Now I’m a very down-to-earth person. I like a good laugh and a couple of pints but I like to know that North is North and that a puddle is a puddle. No such thing. I find myself  – and frankly I had trouble believing it too, so I understand your doubting Thomas faces, but I find myself tumbling down an incredibly long tunnel. Yeah, sure I’d read Alice in Wonderland, and I did question its influence but honestly I was hurtling down into the earth, great big clods of rock rushing past me and no white rabbit in sight.

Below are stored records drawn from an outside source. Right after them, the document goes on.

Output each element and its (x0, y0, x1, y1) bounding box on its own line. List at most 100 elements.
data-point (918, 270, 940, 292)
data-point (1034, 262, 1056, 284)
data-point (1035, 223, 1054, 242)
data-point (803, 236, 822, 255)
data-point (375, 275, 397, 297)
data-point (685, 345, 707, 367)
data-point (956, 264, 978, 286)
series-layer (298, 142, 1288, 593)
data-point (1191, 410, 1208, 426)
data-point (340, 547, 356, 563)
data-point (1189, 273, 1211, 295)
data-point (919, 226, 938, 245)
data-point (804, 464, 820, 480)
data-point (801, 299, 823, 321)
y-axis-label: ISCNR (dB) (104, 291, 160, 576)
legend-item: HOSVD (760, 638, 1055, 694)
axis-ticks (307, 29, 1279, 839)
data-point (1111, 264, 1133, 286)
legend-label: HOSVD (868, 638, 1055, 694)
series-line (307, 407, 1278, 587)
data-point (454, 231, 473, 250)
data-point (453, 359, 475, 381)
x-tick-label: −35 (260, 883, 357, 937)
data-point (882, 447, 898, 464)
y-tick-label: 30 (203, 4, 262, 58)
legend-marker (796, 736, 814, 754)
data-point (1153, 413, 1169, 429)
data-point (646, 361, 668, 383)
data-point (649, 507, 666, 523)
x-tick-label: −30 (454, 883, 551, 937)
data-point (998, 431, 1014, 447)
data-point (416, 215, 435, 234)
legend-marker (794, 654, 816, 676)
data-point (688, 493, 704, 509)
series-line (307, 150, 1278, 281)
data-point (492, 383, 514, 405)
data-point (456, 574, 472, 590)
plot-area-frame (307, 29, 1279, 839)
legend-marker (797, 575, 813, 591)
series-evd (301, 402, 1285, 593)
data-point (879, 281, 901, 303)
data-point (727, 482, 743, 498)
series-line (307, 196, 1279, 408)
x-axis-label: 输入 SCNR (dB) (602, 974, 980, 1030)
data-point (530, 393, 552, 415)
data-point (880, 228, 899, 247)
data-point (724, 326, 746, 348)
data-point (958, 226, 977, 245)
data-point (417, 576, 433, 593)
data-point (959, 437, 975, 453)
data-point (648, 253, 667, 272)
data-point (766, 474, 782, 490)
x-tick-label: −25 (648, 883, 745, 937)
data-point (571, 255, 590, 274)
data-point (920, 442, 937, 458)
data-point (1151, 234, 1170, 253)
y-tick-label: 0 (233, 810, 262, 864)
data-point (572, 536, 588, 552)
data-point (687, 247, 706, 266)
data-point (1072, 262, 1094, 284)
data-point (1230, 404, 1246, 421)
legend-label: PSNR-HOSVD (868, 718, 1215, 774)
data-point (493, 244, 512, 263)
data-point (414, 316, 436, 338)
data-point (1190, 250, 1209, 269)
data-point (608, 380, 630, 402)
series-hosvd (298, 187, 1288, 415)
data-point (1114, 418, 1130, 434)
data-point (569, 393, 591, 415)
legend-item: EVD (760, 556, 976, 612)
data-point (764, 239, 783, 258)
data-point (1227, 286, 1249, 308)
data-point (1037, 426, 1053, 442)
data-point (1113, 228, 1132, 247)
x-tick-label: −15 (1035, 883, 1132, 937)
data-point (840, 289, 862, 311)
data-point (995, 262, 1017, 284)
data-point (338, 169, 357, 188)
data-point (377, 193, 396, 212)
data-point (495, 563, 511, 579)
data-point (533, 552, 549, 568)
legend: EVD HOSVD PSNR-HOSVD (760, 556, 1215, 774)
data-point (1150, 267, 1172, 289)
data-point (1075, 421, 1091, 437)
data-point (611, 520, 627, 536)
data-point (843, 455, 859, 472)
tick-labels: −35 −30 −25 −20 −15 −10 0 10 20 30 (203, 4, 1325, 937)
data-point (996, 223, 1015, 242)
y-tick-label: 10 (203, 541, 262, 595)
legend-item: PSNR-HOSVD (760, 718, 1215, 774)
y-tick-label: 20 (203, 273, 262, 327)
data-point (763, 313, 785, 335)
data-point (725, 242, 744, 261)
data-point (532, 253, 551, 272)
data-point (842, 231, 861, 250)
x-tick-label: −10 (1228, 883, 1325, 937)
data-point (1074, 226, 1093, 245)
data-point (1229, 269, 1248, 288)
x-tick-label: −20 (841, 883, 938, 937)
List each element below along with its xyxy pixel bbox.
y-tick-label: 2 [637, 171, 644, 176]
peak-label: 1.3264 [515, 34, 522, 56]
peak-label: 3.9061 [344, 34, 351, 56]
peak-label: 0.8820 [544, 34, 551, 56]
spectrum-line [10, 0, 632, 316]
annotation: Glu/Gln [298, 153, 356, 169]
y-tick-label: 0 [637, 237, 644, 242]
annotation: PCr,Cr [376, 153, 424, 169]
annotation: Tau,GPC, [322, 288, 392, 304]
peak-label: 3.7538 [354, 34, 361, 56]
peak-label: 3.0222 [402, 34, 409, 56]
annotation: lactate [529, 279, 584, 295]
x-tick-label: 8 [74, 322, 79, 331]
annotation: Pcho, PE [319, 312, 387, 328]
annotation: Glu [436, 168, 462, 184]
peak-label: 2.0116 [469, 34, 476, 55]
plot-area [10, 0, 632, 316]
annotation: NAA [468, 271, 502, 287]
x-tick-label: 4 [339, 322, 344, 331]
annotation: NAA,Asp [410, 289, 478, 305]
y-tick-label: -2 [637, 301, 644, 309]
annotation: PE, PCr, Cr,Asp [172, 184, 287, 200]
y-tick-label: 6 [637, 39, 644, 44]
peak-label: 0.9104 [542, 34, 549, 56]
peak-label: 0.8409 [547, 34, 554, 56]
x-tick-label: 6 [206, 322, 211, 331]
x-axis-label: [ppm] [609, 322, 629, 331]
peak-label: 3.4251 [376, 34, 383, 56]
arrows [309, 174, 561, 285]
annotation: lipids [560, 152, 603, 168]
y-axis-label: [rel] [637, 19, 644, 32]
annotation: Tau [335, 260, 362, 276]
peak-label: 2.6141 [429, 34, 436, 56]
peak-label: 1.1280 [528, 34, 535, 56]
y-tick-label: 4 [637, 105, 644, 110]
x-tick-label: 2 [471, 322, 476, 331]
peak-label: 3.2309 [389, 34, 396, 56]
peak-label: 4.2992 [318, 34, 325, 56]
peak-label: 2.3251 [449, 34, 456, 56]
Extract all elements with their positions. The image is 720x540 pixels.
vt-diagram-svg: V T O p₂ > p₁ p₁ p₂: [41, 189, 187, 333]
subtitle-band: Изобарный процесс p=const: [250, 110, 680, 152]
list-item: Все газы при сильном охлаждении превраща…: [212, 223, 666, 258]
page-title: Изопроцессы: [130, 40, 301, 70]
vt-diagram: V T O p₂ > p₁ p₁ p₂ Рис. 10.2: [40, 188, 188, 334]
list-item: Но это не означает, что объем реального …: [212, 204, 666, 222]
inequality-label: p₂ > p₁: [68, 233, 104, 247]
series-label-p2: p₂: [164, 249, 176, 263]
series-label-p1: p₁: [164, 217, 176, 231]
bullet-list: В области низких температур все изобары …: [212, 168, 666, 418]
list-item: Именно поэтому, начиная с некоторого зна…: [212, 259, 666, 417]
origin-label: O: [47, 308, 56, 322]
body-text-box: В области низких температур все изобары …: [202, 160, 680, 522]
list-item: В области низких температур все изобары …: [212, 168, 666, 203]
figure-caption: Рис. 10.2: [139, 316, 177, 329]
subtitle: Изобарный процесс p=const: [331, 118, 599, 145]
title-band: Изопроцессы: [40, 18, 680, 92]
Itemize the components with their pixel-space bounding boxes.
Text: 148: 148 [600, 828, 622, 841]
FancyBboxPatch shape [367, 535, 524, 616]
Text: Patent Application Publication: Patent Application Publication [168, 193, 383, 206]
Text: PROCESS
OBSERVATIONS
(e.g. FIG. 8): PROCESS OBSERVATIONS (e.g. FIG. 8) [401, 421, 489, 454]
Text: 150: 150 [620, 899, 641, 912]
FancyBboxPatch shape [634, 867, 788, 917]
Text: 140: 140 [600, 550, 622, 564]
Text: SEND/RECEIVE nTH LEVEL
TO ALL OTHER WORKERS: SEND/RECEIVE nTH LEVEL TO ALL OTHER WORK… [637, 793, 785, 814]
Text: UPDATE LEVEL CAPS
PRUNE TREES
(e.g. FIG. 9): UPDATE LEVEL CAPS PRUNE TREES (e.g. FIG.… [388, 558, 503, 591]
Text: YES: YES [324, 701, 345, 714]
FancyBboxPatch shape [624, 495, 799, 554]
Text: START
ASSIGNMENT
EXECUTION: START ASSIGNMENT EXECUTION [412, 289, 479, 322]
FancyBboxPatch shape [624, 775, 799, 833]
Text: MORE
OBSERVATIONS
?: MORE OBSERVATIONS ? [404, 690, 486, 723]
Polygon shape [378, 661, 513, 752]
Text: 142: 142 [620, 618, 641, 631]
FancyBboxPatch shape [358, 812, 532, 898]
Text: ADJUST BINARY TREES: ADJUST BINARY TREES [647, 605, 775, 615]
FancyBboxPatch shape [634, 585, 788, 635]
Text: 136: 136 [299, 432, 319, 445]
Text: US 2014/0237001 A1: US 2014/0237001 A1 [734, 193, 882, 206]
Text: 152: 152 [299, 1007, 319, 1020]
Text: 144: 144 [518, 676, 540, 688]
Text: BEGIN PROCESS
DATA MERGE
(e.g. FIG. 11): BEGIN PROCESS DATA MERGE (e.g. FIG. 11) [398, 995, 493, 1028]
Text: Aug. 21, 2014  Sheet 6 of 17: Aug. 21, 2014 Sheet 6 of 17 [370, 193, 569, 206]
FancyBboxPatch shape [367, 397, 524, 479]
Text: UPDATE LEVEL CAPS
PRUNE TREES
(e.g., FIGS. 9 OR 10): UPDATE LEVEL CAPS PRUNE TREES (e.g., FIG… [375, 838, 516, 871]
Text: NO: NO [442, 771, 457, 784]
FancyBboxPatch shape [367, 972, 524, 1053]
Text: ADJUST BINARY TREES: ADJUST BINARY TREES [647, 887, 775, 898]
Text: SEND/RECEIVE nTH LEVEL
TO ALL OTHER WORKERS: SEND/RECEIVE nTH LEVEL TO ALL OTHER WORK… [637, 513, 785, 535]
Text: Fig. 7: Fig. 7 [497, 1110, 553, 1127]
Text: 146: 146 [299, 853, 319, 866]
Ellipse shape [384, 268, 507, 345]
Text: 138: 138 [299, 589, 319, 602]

I give up thinking at this point, switch off my brain and just go with the fall. Nothing else to be done. And when I finally reach the ground – I cross my heart – I’m standing in the puddle and this time it’s just a puddle, a couple of inches deep, a little bit murky.

And since then things have shifted a bit. Can’t quite define it. People come up to me and they pat me on the shoulder and say, ‘You understand, you’ve been there.’ Truth is I don’t really know where ‘there’ is. But they’re spot on, you know, I do totally understand.